The United Soccer League – or USL – is a second division league in the United States soccer pyramid. USL features teams from coast to coast and plays their schedule at the same time as MLS. Almost all MLS teams have a USL affiliate, either through direct ownership or partnership with an individual club. Atlanta spent the 2016 and 2017 seasons in one of those partnerships with the Charleston Battery.
Details are scarce so far for the Atlanta USL team, but with 2018 so close news should begin to roll out quickly. Atlanta has announced that they will hold tryouts on December 16th for anyone interested. The unnamed USL team will train alongside Atlanta United at their Marietta practice facility.
While the Charleston partnership was instrumental in getting some Atlanta United players time on the field, Charleston is its own organization and rightfully prioritizes titles over being a farm team for an MLS club. With the activation of a USL team under the United umbrella, youth players that might not see time with Atlanta United will have a place to play where their development can be a priority.

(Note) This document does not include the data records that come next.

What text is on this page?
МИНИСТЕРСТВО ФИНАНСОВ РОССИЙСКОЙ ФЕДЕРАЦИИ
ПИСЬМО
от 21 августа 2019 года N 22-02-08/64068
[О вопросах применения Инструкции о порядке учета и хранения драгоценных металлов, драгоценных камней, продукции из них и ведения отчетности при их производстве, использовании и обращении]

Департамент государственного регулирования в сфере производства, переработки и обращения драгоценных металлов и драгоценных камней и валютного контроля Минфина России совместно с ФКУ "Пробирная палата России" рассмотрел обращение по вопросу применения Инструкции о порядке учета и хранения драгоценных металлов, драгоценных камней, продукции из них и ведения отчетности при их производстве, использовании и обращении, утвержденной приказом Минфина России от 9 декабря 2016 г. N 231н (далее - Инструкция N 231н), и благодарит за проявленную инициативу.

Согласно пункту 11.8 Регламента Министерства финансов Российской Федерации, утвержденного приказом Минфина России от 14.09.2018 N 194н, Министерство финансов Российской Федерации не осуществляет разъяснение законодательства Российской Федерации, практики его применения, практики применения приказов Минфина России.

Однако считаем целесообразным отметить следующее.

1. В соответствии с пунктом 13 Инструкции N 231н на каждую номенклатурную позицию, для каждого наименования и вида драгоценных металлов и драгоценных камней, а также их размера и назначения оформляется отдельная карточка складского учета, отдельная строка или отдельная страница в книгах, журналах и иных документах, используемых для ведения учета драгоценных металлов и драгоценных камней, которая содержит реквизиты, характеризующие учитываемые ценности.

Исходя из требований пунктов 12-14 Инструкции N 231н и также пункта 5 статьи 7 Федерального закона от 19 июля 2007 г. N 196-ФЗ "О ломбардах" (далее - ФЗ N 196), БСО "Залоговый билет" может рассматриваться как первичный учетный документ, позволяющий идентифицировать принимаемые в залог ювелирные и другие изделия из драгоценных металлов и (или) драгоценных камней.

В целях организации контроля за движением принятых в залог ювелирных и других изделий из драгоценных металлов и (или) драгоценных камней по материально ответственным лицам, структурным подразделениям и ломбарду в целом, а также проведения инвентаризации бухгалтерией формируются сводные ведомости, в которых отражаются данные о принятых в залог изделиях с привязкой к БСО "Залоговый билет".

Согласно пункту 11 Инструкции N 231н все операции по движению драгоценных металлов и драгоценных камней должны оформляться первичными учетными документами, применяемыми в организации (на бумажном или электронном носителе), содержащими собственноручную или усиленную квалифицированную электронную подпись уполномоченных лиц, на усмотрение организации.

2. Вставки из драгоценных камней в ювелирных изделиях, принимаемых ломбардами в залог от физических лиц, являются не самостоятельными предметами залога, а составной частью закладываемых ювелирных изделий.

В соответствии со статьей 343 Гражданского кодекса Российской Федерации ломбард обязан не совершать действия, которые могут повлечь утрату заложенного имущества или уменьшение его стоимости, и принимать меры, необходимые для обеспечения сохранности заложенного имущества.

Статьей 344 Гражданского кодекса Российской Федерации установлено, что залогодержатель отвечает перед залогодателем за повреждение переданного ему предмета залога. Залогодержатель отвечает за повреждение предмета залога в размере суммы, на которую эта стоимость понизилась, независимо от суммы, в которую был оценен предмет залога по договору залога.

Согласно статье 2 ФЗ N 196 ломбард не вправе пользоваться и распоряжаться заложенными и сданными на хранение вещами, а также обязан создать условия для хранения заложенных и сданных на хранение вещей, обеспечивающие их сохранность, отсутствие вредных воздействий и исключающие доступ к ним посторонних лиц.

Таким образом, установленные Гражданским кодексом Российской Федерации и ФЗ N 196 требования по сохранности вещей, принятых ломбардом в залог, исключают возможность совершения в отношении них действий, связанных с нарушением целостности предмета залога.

Atlanta United President Darren Eales is excited to continue the growth of the club.
“Establishing a top-level Academy was the first priority for our club and while our staff has done a marvelous job in identifying and developing young players, the next step has always been to create the pathway for the 18-to-19-year-old player who needs to continue his development before competing for a starting position at the MLS level,” said Eales. “We’ll now have the capability to develop players in our system from the time they’re 12 years-old until the minute they reach the First Team.”
Fans shouldn’t expect Atlanta’s USL team to dwell in the basement of USL while it grows players but the growth of draft picks like Miles Robinson and homegrown players like Lagos Kunga, Patrick Okonkwo and George Bello will be vital as they improve and fight for time on the field. Even popular names like Andrew Carleton and Chris Goslin could see substantial minutes in Gwinnett in 2018.

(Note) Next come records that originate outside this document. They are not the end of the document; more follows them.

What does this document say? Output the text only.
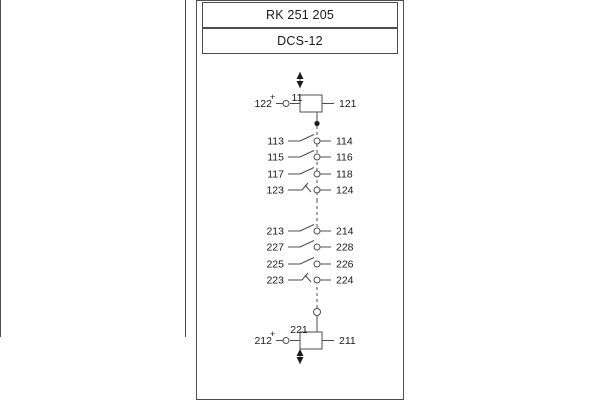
RK 251 205
DCS-12
11
+
122	121
113	114
115	116
117	118
123	124
213	214
227	228
225	226
223	224
221
+
212	211
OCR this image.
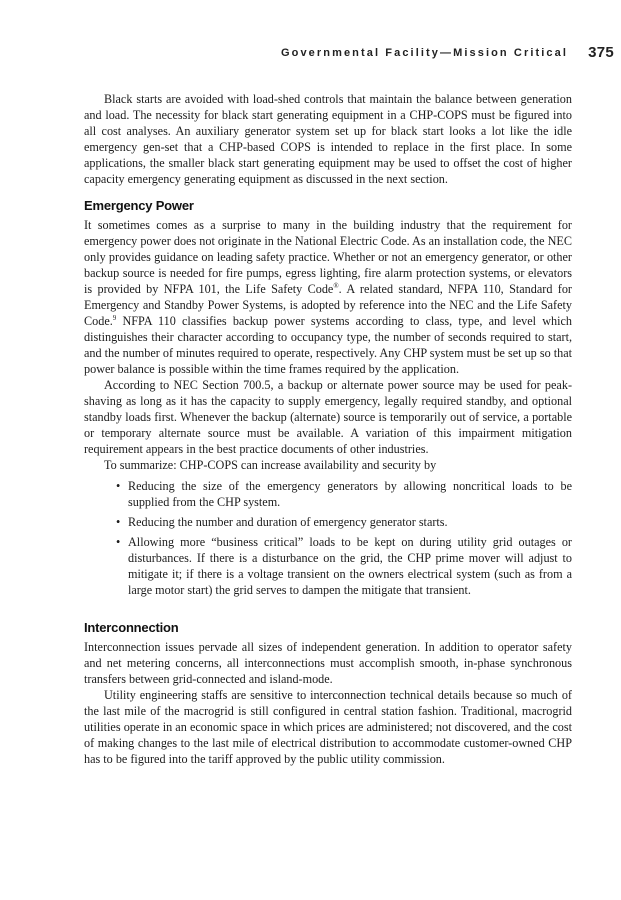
Governmental Facility—Mission Critical 375

Black starts are avoided with load-shed controls that maintain the balance between generation and load. The necessity for black start generating equipment in a CHP-COPS must be figured into all cost analyses. An auxiliary generator system set up for black start looks a lot like the idle emergency gen-set that a CHP-based COPS is intended to replace in the first place. In some applications, the smaller black start generating equipment may be used to offset the cost of higher capacity emergency generating equipment as discussed in the next section.

Emergency Power

It sometimes comes as a surprise to many in the building industry that the requirement for emergency power does not originate in the National Electric Code. As an installation code, the NEC only provides guidance on leading safety practice. Whether or not an emergency generator, or other backup source is needed for fire pumps, egress lighting, fire alarm protection systems, or elevators is provided by NFPA 101, the Life Safety Code®. A related standard, NFPA 110, Standard for Emergency and Standby Power Systems, is adopted by reference into the NEC and the Life Safety Code.$^9$ NFPA 110 classifies backup power systems according to class, type, and level which distinguishes their character according to occupancy type, the number of seconds required to start, and the number of minutes required to operate, respectively. Any CHP system must be set up so that power balance is possible within the time frames required by the application.

According to NEC Section 700.5, a backup or alternate power source may be used for peak-shaving as long as it has the capacity to supply emergency, legally required standby, and optional standby loads first. Whenever the backup (alternate) source is temporarily out of service, a portable or temporary alternate source must be available. A variation of this impairment mitigation requirement appears in the best practice documents of other industries.

To summarize: CHP-COPS can increase availability and security by

• Reducing the size of the emergency generators by allowing noncritical loads to be supplied from the CHP system.
• Reducing the number and duration of emergency generator starts.
• Allowing more “business critical” loads to be kept on during utility grid outages or disturbances. If there is a disturbance on the grid, the CHP prime mover will adjust to mitigate it; if there is a voltage transient on the owners electrical system (such as from a large motor start) the grid serves to dampen the mitigate that transient.
Interconnection

Interconnection issues pervade all sizes of independent generation. In addition to operator safety and net metering concerns, all interconnections must accomplish smooth, in-phase synchronous transfers between grid-connected and island-mode.

Utility engineering staffs are sensitive to interconnection technical details because so much of the last mile of the macrogrid is still configured in central station fashion. Traditional, macrogrid utilities operate in an economic space in which prices are administered; not discovered, and the cost of making changes to the last mile of electrical distribution to accommodate customer-owned CHP has to be figured into the tariff approved by the public utility commission.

These names appearing in USL and not MLS isn’t a sign of failure on anyone’s part, but a part of the growing process. Atlanta United has a stable of young players that need minutes to get better and they might not be able to find those minutes with the first team.

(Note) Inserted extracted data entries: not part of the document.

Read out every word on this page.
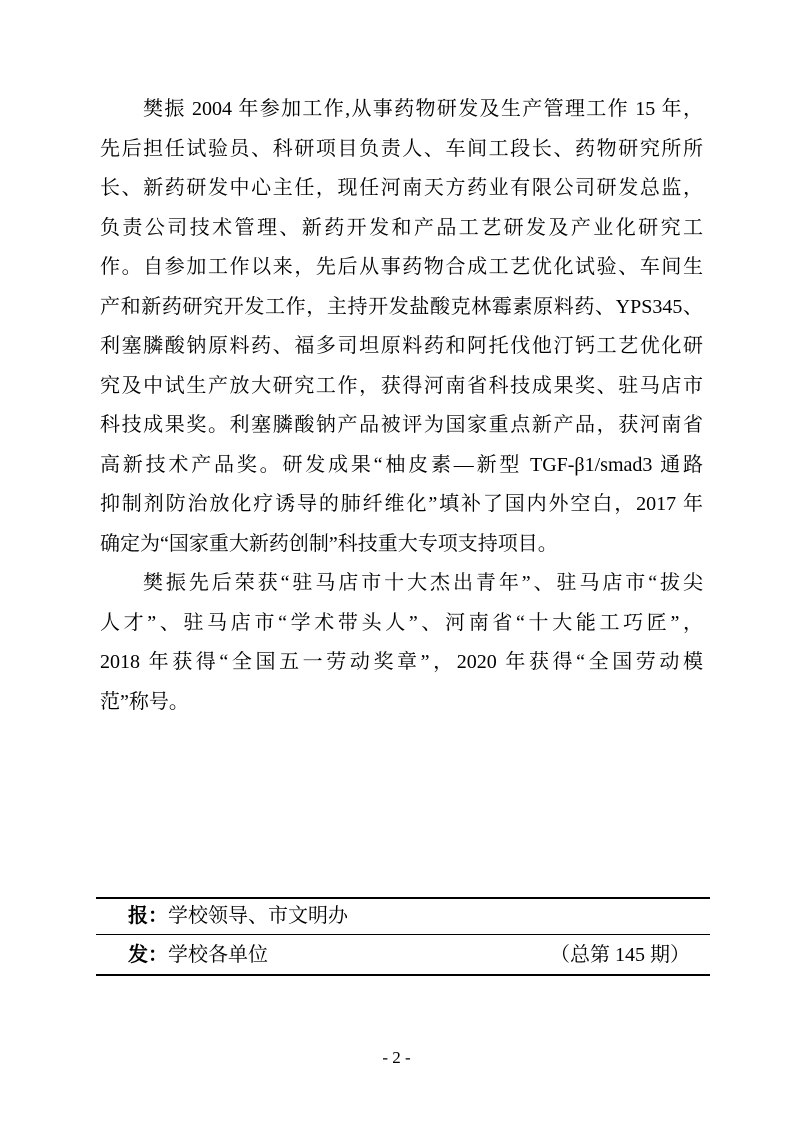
樊振 2004 年参加工作,从事药物研发及生产管理工作 15 年，
先后担任试验员、科研项目负责人、车间工段长、药物研究所所
长、新药研发中心主任，现任河南天方药业有限公司研发总监，
负责公司技术管理、新药开发和产品工艺研发及产业化研究工
作。自参加工作以来，先后从事药物合成工艺优化试验、车间生
产和新药研究开发工作，主持开发盐酸克林霉素原料药、YPS345、
利塞膦酸钠原料药、福多司坦原料药和阿托伐他汀钙工艺优化研
究及中试生产放大研究工作，获得河南省科技成果奖、驻马店市
科技成果奖。利塞膦酸钠产品被评为国家重点新产品，获河南省
高新技术产品奖。研发成果“柚皮素—新型 TGF-β1/smad3 通路
抑制剂防治放化疗诱导的肺纤维化”填补了国内外空白，2017 年
确定为“国家重大新药创制”科技重大专项支持项目。
樊振先后荣获“驻马店市十大杰出青年”、驻马店市“拔尖
人才”、驻马店市“学术带头人”、河南省“十大能工巧匠”，
2018 年获得“全国五一劳动奖章”，2020 年获得“全国劳动模
范”称号。
报：学校领导、市文明办
发：学校各单位	（总第 145 期）
- 2 -
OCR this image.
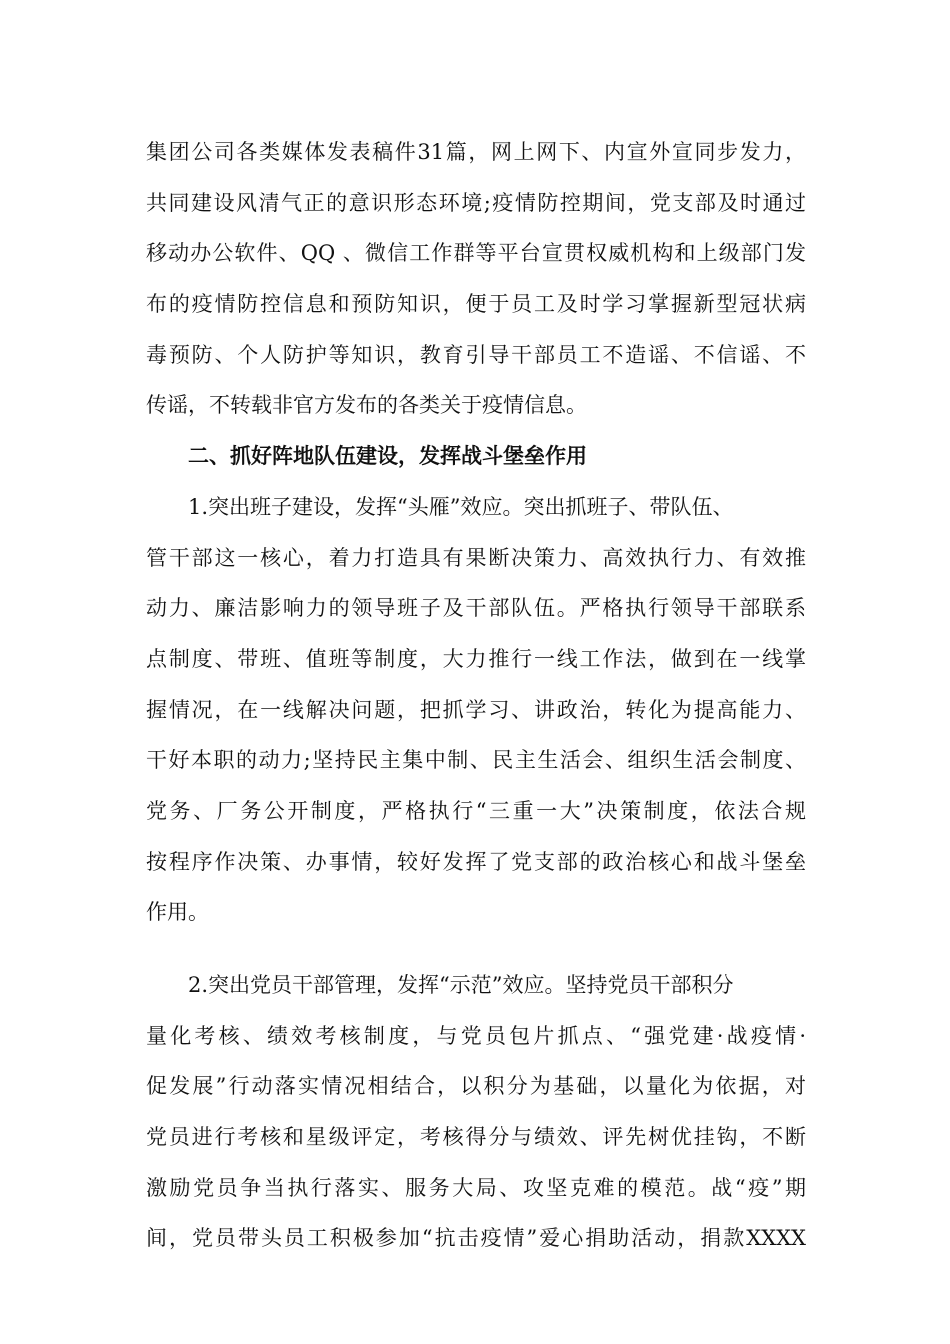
集团公司各类媒体发表稿件31篇，网上网下、内宣外宣同步发力，
共同建设风清气正的意识形态环境;疫情防控期间，党支部及时通过
移动办公软件、QQ 、微信工作群等平台宣贯权威机构和上级部门发
布的疫情防控信息和预防知识，便于员工及时学习掌握新型冠状病
毒预防、个人防护等知识，教育引导干部员工不造谣、不信谣、不
传谣，不转载非官方发布的各类关于疫情信息。
二、抓好阵地队伍建设，发挥战斗堡垒作用
1.突出班子建设，发挥“头雁”效应。突出抓班子、带队伍、
管干部这一核心，着力打造具有果断决策力、高效执行力、有效推
动力、廉洁影响力的领导班子及干部队伍。严格执行领导干部联系
点制度、带班、值班等制度，大力推行一线工作法，做到在一线掌
握情况，在一线解决问题，把抓学习、讲政治，转化为提高能力、
干好本职的动力;坚持民主集中制、民主生活会、组织生活会制度、
党务、厂务公开制度，严格执行“三重一大”决策制度，依法合规
按程序作决策、办事情，较好发挥了党支部的政治核心和战斗堡垒
作用。
2.突出党员干部管理，发挥“示范”效应。坚持党员干部积分
量化考核、绩效考核制度，与党员包片抓点、“强党建·战疫情·
促发展”行动落实情况相结合，以积分为基础，以量化为依据，对
党员进行考核和星级评定，考核得分与绩效、评先树优挂钩，不断
激励党员争当执行落实、服务大局、攻坚克难的模范。战“疫”期
间，党员带头员工积极参加“抗击疫情”爱心捐助活动，捐款XXXX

Beyond the kids that have already been announced there will always be more young players in the Atlanta United academy and some of them will need a place to play. Some will be homegrown signings who need to sharpen up, others might end their time in the academy and decide that college isn’t the path they want to take, and they’ll chase the professional dream as soon as possible. Atlanta’s USL club can give them that opportunity. Ultimately, a USL team isn’t about giving the names we know a place to grow, it is about giving the names we will know in the future a place to grow.
Another wrinkle to Atlanta’s announcement is how a USL team could impact their plans in Argentina.
As previously discussed, Atlanta has started working deals with youth players at Argentine clubs, and a USL club could give some of these kids a chance to play immediately in the United States and give Atlanta a place to put them as opposed to potentially losing investment on players such as Lucas Rodriguez. That’s not to say that you should expect to see Rodriguez in USL should the move come to pass – he’s ready for MLS today – but it is always nice to have a place to put players that you want to develop and not have to burn a roster spot on your MLS team to do so.
There are many ways to fill out the USL roster when the time comes, but it will surely be filled with the names of tomorrow. And when tomorrow comes, the process will surely repeat.